In May, council decided to seek legal advice about applying for an injunction to prevent Transurban and Planning Minister Richard Wynne from signing contracts enabling the soil to be dumped in Bulla.
The council has separately launched a Supreme Court challenge against Mr Wynne’s approval of Hi-Quality’s planning scheme amendment, which allows the site to accept the soil.
In a report to last week’s council meeting, officers warned against council seeking an injunction, saying an injunction could only be sought against a party to the Supreme Court proceeding.
“As such, council would have to commence a separate proceeding against Hi-Quality or join Hi-Quality to the proceeding; and then seek an injunction against Hi-Quality directly,” the report said.
“Officers are not aware of any legal grounds that could justify council taking any of those actions.”
The report also warned that “the damages suffered by Hi Quality may be very high” if an injunction stalled its building process, and that council would be liable to pay these expenses.

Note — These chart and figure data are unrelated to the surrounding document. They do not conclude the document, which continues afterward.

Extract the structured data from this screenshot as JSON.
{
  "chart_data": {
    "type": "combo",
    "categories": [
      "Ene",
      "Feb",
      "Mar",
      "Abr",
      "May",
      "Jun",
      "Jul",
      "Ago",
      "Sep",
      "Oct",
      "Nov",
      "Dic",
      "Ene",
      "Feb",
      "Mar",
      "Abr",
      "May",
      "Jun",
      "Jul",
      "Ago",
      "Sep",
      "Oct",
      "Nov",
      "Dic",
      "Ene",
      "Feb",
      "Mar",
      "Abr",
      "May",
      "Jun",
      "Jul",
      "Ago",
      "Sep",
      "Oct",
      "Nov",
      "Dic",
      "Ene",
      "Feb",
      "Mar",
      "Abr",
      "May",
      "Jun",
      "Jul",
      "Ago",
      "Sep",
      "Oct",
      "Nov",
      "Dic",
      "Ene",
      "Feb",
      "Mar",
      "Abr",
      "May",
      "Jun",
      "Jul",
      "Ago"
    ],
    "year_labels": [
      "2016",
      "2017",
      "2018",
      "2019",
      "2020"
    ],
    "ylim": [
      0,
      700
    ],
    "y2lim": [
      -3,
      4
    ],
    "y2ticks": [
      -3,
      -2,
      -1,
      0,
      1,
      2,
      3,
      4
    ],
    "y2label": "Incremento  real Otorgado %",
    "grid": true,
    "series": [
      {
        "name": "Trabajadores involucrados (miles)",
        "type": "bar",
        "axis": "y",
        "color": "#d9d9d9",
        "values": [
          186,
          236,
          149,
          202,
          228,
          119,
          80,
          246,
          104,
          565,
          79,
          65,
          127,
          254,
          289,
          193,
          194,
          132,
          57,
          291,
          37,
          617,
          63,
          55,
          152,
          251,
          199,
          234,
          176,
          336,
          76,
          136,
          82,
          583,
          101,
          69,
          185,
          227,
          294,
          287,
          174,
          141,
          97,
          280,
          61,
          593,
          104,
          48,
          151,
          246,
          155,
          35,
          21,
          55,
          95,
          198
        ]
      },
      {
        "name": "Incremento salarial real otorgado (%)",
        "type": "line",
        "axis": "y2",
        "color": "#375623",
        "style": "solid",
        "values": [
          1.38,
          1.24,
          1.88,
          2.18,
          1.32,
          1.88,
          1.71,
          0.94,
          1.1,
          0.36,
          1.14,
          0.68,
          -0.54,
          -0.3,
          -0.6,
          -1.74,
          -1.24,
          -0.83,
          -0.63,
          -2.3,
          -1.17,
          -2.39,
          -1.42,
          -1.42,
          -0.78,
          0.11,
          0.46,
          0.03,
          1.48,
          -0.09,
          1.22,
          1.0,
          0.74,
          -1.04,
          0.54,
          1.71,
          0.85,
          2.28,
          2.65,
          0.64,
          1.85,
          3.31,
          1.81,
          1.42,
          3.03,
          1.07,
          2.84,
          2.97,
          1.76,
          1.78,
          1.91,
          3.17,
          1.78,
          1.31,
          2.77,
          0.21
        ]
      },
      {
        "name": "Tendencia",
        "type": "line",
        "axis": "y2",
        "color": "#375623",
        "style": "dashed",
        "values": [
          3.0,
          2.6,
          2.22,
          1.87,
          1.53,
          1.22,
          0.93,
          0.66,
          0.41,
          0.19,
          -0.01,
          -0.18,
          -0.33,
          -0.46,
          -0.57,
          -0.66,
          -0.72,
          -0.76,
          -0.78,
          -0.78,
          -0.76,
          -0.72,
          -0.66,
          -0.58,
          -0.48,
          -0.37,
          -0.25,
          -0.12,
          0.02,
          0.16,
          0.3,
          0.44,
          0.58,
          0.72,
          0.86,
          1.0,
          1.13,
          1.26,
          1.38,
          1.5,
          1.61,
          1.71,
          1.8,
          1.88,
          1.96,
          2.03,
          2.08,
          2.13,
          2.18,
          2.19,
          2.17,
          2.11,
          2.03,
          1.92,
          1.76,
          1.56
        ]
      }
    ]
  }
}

Councillor Naim Kurt said seeking an injunction was “simply too great a risk”.
“We have been very clear in our opposition to this and that’s why we’ve put up almost $200,000 worth of ratepayers money to launch the judicial review of the planning scheme amendment,” Cr Kurt said.
“It appears from the information before us in this report that in seeking a legal injunction we will potentially be liable for perhaps billions of dollars worth of compensation.
“It’s a David and Goliath battle that we’re facing to overturn this [at the Supreme Court], and it’s not often that local government gets wins against the state government, so we need to be very focused on how we fight this.”
Cr Carly Moore said it was necessary to follow the legal advice.
“While I understand that many residents will be disappointed by the recommendation to not seek an injunction, council’s options for next steps are limited.”
Hume resident Chris O’Neill provided a public comment at the meeting, which stated: “We must support council on this decision… however council has to consider what is right for all members of the community going forward.
“Whilst the report states that seeking an injunction is not feasible, our community demands counsel be stronger and explore every other avenue.”
Hume council’s Supreme Court challenge will commence on Tuesday with a directions hearing.